[v0.11.0] [Bugfix] [MoE]fix error in deepseek when using allgather (#3827)

### What this PR does / why we need it? After refactoring vllm_ascend/models and FusedMoE, we are unable to pass `gate` from deepseekv2.py to `AscendFusedMoE.forward`, which will result in error when running deepseek v3/r1 with allgather.
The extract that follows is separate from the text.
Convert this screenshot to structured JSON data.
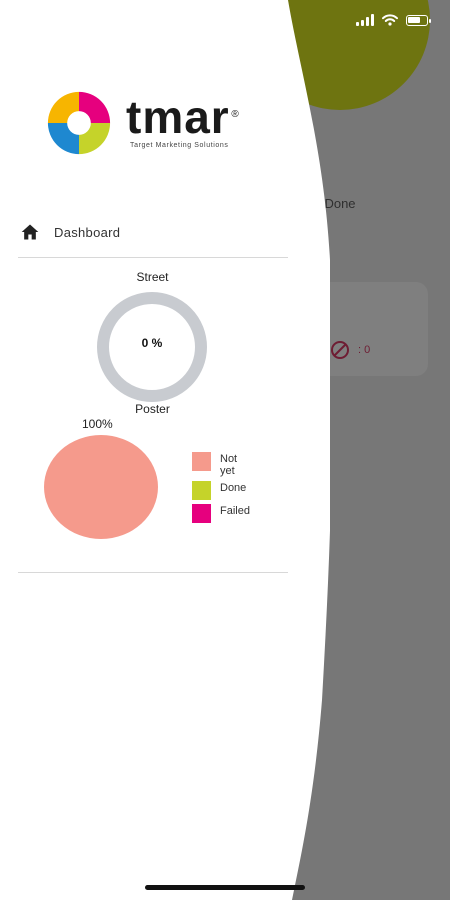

Hence, this pr removes `gate` related computations from FusedMoE module in eager/aclgraph mode. ### Does this PR introduce _any_ user-facing change? `rm_router_logits` is deprecated in eager/aclgraph. ### How was this patch tested? e2e & ut Signed-off-by: Pr0Wh1teGivee <calvin_zhu0210@outlook.com>
2025-10-30 14:59:46 +08:00
parent 211d4b9da4
commit c506ba60fb
7 changed files with 98 additions and 115 deletions
--- a/vllm_ascend/torchair/ops/torchair_fused_moe.py
+++ b/vllm_ascend/torchair/ops/torchair_fused_moe.py
@@ -48,12 +48,12 @@ from vllm_ascend.eplb.core.eplb_utils import (determine_default_expert_map,
 from vllm_ascend.ops.expert_load_balancer import ExpertLoadBalancer
 from vllm_ascend.quantization.quant_config import AscendFusedMoEMethod
 from vllm_ascend.torchair.ops.sequence_parallel import MetadataForPadding
-from vllm_ascend.torchair.utils import (npu_stream_switch, npu_wait_tensor,
+from vllm_ascend.torchair.utils import (get_all_reduce_merge_state,
+                                        get_rm_router_logits_state,
+                                        npu_stream_switch, npu_wait_tensor,
                                        super_kernel)
 from vllm_ascend.utils import (AscendSocVersion, dispose_tensor,
-                               get_all_reduce_merge_state,
-                               get_ascend_soc_version,
-                               get_rm_router_logits_state, is_310p,
+                               get_ascend_soc_version, is_310p,
                               is_hierarchical_communication_enabled)